実際、問題集や参考書を最後まで完走できずに本棚で眠らせる羽目になった経験をしたことがある人も多いでしょう。ぜひ、ご自身のレベルに合った教材で学習しましょう。
- 中学の基本英文法からやり直せる
- 本番に近い問題演習
- 通勤通学の時間を学習に当てられる
- すべての機能が7日間無料
- 1日あたり66円(税抜き)から
- 満足いただけない時は返金対応あり
7日間無料ですので、ご自身に合うか合わないかを試してみるといいでしょう。
2. 試験形式に慣れる
TOEIC L&R の試験は、問題の解説や例題の説明文がすべて英語の音声で流れます。試験形式に慣れていると、時間配分の戦略を立てることができ、より効率的に問題に取り組めます。
また、説明文の音声が流れている間は先読みをすることで余裕を持って回答ができる環境づくりができます。2時間の試験とは言え、200問と格闘するには1秒たりとも無駄にはできません。各パートの流れは勿論、問題を解く上で注目すべき点やご自身の得意・不得意な個所などを事前に把握しておきましょう。
3. 完璧主義は捨てる
700点台までは、得意なパートに絞り込んだ学習方法も戦略の一つです。仮に2問のうち1問が不正解または解くことを諦めたとしても、500点以上を取得することができます。3問中1問を捨てたとしても、600点台後半が目指せます。

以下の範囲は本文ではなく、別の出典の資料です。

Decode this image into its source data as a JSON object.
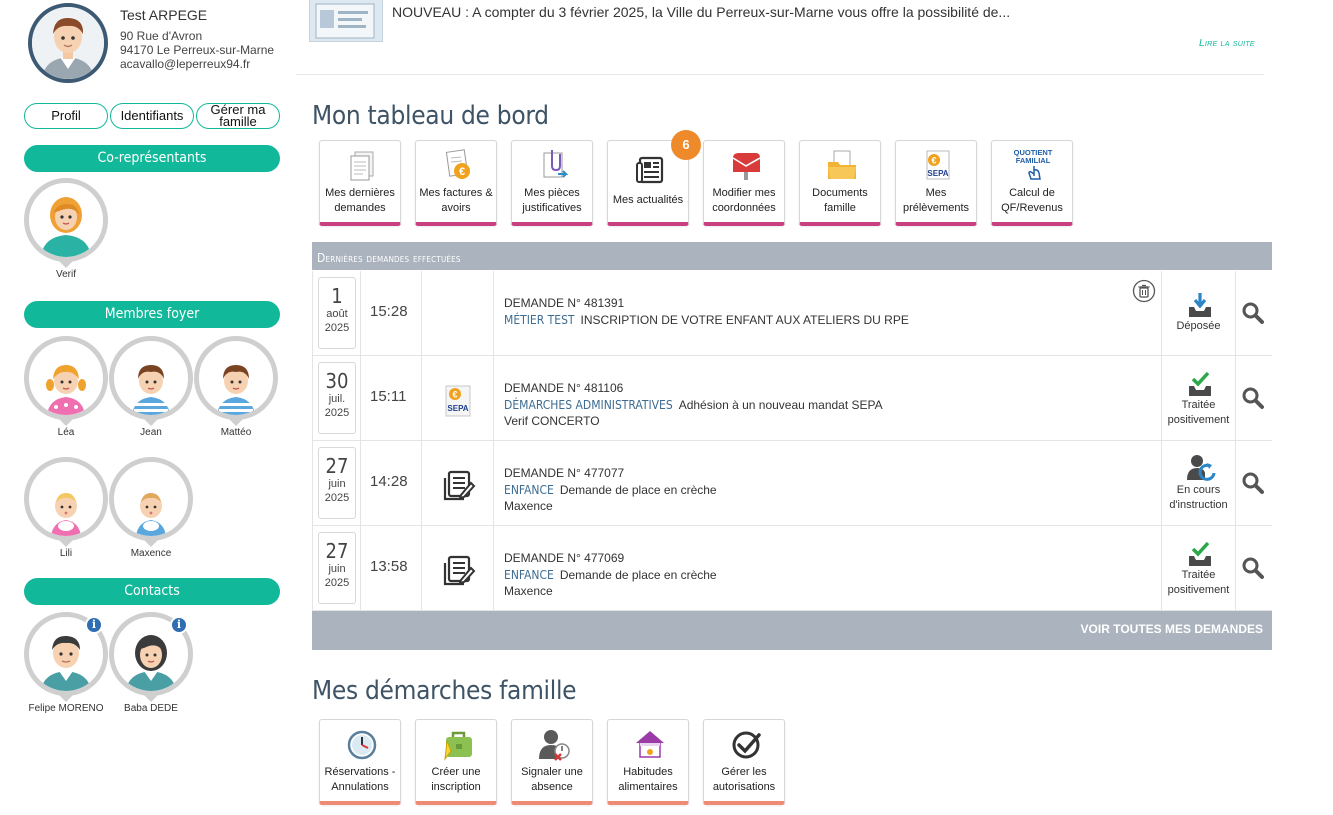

すべての問題を完璧に解くよりも、2時間の試験時間をどう集中力を切らさずに完走するのかが重要です。各パートで「こういう問題だけは確実に解く!」という得意分野を知り、苦手分野を捨てることで時間配分ができるようになります。確実に得点アップをするには、見切りの速さも必要なのです。
まとめ
TOEIC が日本でに上陸して今年で38年です。1979年12月に第一回テストが主要5都市で実施され、当時の受験者はわずか3000人余りでした。
現在、日本では個人による受験に加え、約3,400の企業・団体・学校が採用し、年間約240万人が受験しています(2014年度)。また、世界では約150カ国で実施されており、年間約700万人の人々が受験する、英語の試験のなかでもとりわけ人気の高い試験です。
TOEIC L&R を受験するにあたって必要となるスキルは、中学・高校で習うレベルの語彙力と文法力(構文力)です。学生時代の英語を見直すだけでも、十分点数に反映されます。また、海外旅行やビジネスで実際に使える表現がたくさん出てきます。今すぐに英語が必要ではない方でも、勉強をしていて損はないです。
今年が始まってまだ間もない今だからこそ、具体的な英語学習の目標にTOEIC受験を掲げて、今年はより一層中身の濃い使える英語を身につける1年にしてみませんか?